The molecular mechanism of fluconazole action is well known (Charlier et al., 2006). It involves the reduction of ergosterol production of one of the major components of yeast cell membrane, by blocking the activity of the P450 enzyme. A major problem in the treatment of fungal infections is the constantly increasing number of strains resistant to the drugs used. For FLZ, there are three known mechanisms of resistance (Charlier et al., 2006; Löffler et al., 1997; Franz et al., 1998; Parkinson et al., 1995; Orozco et al., 1998). One of them is associated with the overactivity of the efflux pump, which significantly reduces the intracellular concentration of the drug below the effective level. This overactivity is related to the overexpression of the two gene families (CDR and MDR), which can contribute to an increase of the MIC values (Parkinson et al., 1995). As reported by Sanguinetti et al. (2005), among the strains of C. glabrata, the MIC values greater than 32 μg/mL are strongly correlated with the upregulation of efflux transporters. Although with no doubt, more detailed studies are required to explain the action of the FLZ-Cu complex; we can suppose that a complexed form of the drug is able to deliver more molecules of fluconazole into the cell interior, thus overcoming the overactivity of efflux pumps. The process of formation of FLZ-Cu complexes considerably reduces the polarity of the metal ion because of the partial sharing of its positive charge with the ligand donor groups. Such chelation could increase the lipophilic character of the central metal ion. This can be helpful for fluconazole complex in the penetration through the lipid layer of the cell membrane (Gölcü and Dolaz, 2006).

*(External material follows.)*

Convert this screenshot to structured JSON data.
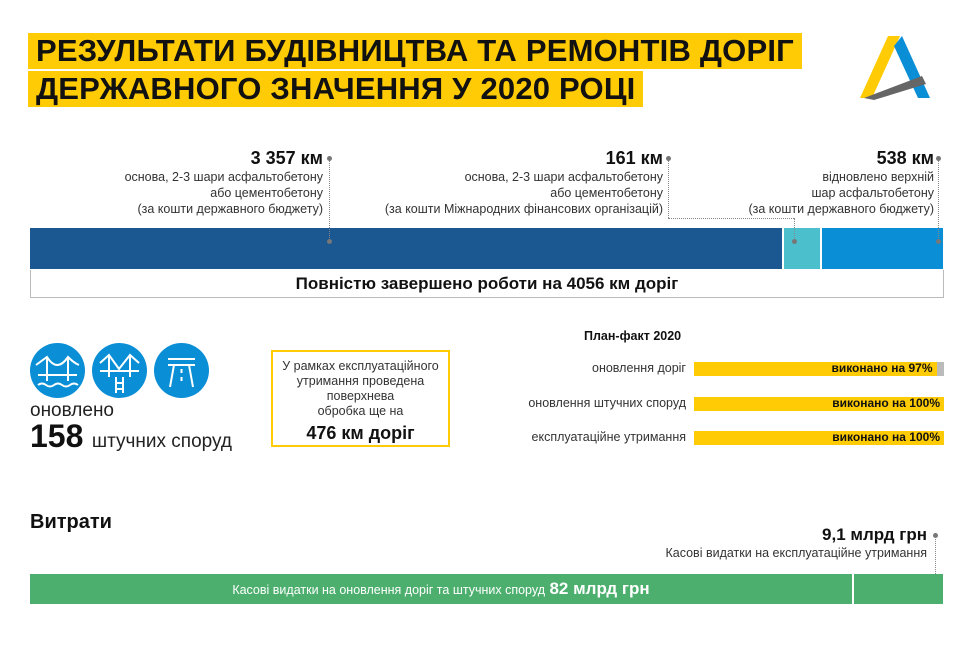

On the other hand, the observed effects could not be enough significant to warrant that FLZ-Cu is able to deliver more drug into the cell interior and thus overcome the activity of efflux pumps.

At the same time, the mechanism associated with ROS generation can be disregarded as it has been reported earlier (Nagaj et al., 2012). An additional proof of absence of ROS activity in all isolates is small influence of free copper ions on their growth reduction. Copper concentrations used in those studies were not toxic for growth of the investigated yeast of genus Candida spp. According to literature reference data, the toxic concentration of free copper ions is over 1.5 g/L (Adamo et al., 2012; Avery et al., 1996). Therefore, the probable mechanism of impact of Cu(II) ions on the investigated strains should have another reason.

Conclusion

An increase a number drug-resistant strains of the Candida species caused systemic invasive fungal infections has become the inspiration to perform studies of antifungal activity of fluconazole modified by copper ions binding. The antifungal activity of FLZ-Cu was elaborated and explored. However, only slightly improved effect on the drug-resistant strains of C. glabrata and a moderate on susceptible C. albicans was observed. Despite the same value of MICs, the percentage growth reduction of individual strains of C. glabrata and C. albicans (free living planktonic forms of Candida spp.) was greater by approximately 10–40 % for the complex in comparison with the copper-free drug. The obtained results indicate modest activity of the FLZ-Cu complex for chosen strains but may help to define a new direction for studies of antifungal drugs.